Geschäftsinhaber Günter van Buer (rechts) und seine Frau Marlies van Buer schauen optimistisch in den Herbst. © Lena Heckmann
Lieferschwierigkeiten

Lieferverzögerungen bei Herbstmode: Auswirkungen in Halterns Innenstadt?

Kaum hat der Herbst kalendarisch als auch meteorologisch begonnen, ist auch schon die passende Kleidung in den Geschäften der Halterner Innenstadt zu finden. Dieses Jahr gibt es jedoch Lieferengpässe.

Spätauswirkungen der Coronapandemie lassen einige Läden in Haltern auf ihre Ware warten. Der Verkauf geht aber trotzdem gut ausgestattet in den Herbst.

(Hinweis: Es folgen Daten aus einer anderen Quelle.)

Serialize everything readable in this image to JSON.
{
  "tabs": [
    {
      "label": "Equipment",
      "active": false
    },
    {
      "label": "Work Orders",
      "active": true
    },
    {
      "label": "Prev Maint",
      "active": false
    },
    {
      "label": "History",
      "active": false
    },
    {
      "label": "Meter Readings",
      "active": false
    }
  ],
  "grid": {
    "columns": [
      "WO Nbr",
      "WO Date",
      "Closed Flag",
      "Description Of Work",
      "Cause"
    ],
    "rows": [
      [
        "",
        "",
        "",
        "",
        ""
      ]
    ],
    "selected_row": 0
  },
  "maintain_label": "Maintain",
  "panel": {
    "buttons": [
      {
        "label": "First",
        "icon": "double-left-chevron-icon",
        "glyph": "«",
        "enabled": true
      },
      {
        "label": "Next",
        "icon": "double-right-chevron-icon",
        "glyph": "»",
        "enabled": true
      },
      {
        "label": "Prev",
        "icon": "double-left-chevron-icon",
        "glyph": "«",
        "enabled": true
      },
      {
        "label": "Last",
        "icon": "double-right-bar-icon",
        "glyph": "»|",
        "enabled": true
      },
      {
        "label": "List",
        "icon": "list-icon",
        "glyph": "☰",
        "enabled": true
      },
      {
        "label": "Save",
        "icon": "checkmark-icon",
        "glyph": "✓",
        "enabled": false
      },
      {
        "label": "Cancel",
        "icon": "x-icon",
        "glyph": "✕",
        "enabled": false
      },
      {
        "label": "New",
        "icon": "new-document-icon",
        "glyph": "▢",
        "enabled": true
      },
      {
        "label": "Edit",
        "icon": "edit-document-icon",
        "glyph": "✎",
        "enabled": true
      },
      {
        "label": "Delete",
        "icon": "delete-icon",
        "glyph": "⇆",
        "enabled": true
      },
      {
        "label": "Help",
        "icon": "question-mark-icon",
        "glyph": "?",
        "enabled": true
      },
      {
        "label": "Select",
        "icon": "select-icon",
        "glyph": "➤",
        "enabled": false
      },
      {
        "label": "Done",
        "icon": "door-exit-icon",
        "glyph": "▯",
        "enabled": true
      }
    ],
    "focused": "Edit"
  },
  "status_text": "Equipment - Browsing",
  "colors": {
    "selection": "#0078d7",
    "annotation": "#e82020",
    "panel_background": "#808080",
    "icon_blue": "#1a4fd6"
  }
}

Modeladen Van Buer: Nachbestellungen schwierig

Günter van Buer bemerkt die Lieferschwierigkeiten auch in seinem Modegeschäft. Zwar ist der Laden derzeit gut gefüllt und die Erstbestellung der Herbstkollektion konnte ohne Verzögerungen geliefert werden. Bei Nachbestellungen wird es dann allerdings schon schwieriger. „Wir warten zum Beispiel seit vierzehn Tagen auf Jacken. Da funktioniert die Lieferkette im Moment nicht richtig“, erzählt der Ladeninhaber. Er führt dies auch auf die verspäteten Auswirkungen der Coronakrise zurück. „Die Produzenten haben nicht so viel auf Lager hergestellt und nun ist es schwierig, an Materialien zu kommen.“

Einen deutlichen Unterschied gibt es jedoch, wie van Buer erklärt: „Mit Lieferungen von Produzenten in Europa haben wir keine Schwierigkeiten, die Probleme liegen eher in Übersee.“

Das Modegeschäft an der Rekumer Straße ist gut besucht. Günter van Buer sagt hierzu: „Ich glaube, die Kunden haben während des Lockdowns gemerkt, wie schön es ist, zu shoppen und dabei noch einen Kaffee trinken zu können. Das bietet der Internethandel nun mal nicht. Wir freuen uns sehr, die Kunden wieder im Laden bedienen zu können.“

Nur wenige Schuhe aus Übersee bei Plagge

Auch Bernd Plagge von Schuh Plagge an der Rekumer Straße bemerkt die Lieferschwierigkeiten in seinem Schuhgeschäft. „Es hat allerdings nicht allzu große Auswirkungen. Manchmal haben Bestellungen an die 14 Tage Verzögerung, das kann man verschmerzen.“ Produzenten konnten das bereits Anfang des Jahres absehen und haben dies angekündigt, wie Plagge ausführt.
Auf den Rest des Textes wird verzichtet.